The raw datasets ingested by the platform:
| File | Rows | Key Columns | Description |
|---|---|---|---|
| meter_readings.csv | ~20 million | building_id, meter (0-3), timestamp, meter_reading |
Core time-series energy consumption data. |
| weather_readings.csv | ~140,000 | site_id, timestamp, 7 weather columns |
Hourly weather recordings per site. |
| building_metadata.csv | 1449 buildings | site_id, building_id, primary_use, square_feet, year_built, floor_count |
Building attributes and locations. |
| building_use_changes.csv | 10 rows | N/A | Simulated primary_use changes for SCD2 testing. |
The curated data exposed for BI and reporting consists of 7 Dimensions and 2 Fact tables.
| Table | SCD Type | Rows | Key Design Decision |
|---|---|---|---|
| DIM_DATE | Static | 5,844 | Calendar spine 2010-2025 | date_key = YYYYMMDD integer |
| DIM_BUILDING | Type 2 | 1,449+ | Tracks primary_use history to monitor building evolution. |
| DIM_SITE | Type 1 | 16 | site_name derived from site_id. |
| DIM_METER_TYPE | Static | 4 | Maps meter codes (0-3) to labels + units (e.g., Electricity). |
| DIM_TIME_OF_DAY | Static | 24 | Contains period_label + is_business_hour flag for 24-hr slices. |
| DIM_BUILDING_USE | Type 1 | ~16 | Distinct primary_use categories. |
| DIM_WEATHER_CONDITION | Snapshot | ~140K | SHA256 key on site+date+hour | joined via weather_key. |
| Table | Type | Grain | Description |
|---|---|---|---|
| FACT_METER_READINGS | Transactional | 1 row per building × meter type × hour (~20M rows) | Stores the raw energy values, anomaly flags (is_spike, is_zero_reading), and denormalized weather details. |
| FACT_DAILY_BUILDING_SUMMARY | Aggregate | 1 row per building per day | Daily aggregated energy consumption, average temps, zero reading hours, spike counts, and data completeness %. |
Airflow manages the data pipeline by orchestrating Databricks Jobs via event-driven triggers.
- Job 1 (Bronze): Ingests meter readings, weather readings, and building metadata in parallel, followed by bronze quality checks.
- Job 2 (Silver): Transforms readings and weather data in parallel, enriches building data, and performs silver quality checks.

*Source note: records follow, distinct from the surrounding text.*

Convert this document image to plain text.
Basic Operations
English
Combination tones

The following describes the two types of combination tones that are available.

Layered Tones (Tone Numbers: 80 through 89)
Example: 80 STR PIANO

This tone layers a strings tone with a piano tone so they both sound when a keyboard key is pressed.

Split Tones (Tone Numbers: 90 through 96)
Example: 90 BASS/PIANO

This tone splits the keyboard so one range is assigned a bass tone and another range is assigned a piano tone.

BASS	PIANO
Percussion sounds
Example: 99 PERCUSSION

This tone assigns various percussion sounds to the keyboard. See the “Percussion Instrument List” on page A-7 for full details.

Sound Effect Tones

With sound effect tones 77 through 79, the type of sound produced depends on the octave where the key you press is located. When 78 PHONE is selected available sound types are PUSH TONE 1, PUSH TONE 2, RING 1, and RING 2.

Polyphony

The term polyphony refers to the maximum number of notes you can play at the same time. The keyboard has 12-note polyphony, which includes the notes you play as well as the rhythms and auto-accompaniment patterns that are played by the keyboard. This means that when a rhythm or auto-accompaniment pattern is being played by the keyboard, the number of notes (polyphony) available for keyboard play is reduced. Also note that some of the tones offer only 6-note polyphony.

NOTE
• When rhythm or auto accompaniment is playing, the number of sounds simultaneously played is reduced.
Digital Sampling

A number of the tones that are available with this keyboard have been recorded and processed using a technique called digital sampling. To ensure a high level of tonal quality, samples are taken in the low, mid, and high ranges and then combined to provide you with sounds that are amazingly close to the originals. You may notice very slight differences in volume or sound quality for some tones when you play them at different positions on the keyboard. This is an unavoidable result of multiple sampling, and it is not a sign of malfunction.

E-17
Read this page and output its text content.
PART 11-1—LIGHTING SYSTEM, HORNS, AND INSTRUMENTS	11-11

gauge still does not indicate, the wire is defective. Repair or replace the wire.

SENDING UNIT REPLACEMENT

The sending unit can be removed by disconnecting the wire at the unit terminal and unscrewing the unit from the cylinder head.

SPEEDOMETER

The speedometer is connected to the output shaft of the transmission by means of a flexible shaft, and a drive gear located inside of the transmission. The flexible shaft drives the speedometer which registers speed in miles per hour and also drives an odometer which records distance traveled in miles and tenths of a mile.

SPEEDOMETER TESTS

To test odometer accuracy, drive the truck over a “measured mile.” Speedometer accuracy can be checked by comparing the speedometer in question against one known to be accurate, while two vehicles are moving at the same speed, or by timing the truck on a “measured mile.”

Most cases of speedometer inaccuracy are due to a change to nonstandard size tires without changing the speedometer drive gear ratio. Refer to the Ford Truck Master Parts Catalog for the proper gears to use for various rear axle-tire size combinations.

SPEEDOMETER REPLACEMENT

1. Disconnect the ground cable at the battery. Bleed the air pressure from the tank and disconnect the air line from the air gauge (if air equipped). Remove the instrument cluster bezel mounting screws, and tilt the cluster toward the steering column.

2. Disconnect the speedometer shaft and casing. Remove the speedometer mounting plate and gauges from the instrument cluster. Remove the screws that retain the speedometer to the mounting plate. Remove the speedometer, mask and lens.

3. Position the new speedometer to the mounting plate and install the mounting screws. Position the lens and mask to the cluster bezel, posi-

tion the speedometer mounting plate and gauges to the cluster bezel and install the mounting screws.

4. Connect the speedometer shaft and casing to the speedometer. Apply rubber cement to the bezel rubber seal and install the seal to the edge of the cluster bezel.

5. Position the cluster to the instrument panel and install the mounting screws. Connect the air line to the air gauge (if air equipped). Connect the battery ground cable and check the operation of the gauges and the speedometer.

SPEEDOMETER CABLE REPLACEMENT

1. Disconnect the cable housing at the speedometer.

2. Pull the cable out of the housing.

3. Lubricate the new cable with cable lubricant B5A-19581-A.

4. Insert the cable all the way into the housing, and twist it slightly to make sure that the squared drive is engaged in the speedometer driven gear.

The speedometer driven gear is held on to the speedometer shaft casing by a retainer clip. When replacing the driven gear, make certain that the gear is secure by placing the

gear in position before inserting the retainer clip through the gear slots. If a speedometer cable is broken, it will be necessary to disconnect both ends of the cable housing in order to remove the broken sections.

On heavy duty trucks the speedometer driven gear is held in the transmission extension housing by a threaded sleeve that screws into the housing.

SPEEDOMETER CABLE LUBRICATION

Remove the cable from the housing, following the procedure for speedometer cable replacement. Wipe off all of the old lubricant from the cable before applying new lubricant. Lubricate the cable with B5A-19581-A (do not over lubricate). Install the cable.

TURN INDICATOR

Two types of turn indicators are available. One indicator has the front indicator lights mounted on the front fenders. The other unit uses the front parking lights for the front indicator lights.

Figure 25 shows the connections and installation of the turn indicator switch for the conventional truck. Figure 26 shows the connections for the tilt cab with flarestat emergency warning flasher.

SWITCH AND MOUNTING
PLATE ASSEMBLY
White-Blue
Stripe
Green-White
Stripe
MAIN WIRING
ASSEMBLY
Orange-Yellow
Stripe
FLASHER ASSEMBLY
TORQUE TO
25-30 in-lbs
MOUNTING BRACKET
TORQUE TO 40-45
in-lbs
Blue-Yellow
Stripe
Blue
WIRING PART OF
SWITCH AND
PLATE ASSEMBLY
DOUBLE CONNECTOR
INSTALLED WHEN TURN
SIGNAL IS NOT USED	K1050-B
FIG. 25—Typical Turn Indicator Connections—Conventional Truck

- Job 3 (Gold): Loads dimensions and fact tables sequentially with dependencies, exports to S3, and runs final gold quality checks.
- Cloud & Infrastructure: AWS
- Data Processing & Storage: Databricks, PySpark, Delta Lake, Databricks Catalogs
- Orchestration: Apache Airflow (Astro CLI)
- Visualization: Databricks Lakeview Dashboards
/airflow: Apache Airflow DAGs and orchestration logic./bronze: Data ingestion scripts (AutoLoader, WriteStream, SCD2 logic)./silver: Transformation, cleansing, and anomaly detection scripts./gold: Star schema construction, aggregation, and final data quality checks./setup: Infrastructure and environment setup configurations./docs: Project documentation and presentations.
- Known Issues: Databricks CE limits on writing Delta logs directly to S3 (handled via Volumes); quality failures don't stop DAG execution; no automated data retention policy.
- Future Improvements: Implement fail-fast BranchPythonOperators in Airflow, enforce strict schemas at ingest, move fully to Infrastructure-as-Code via DatabricksCreateJobOperator, and build Slack/email alerting.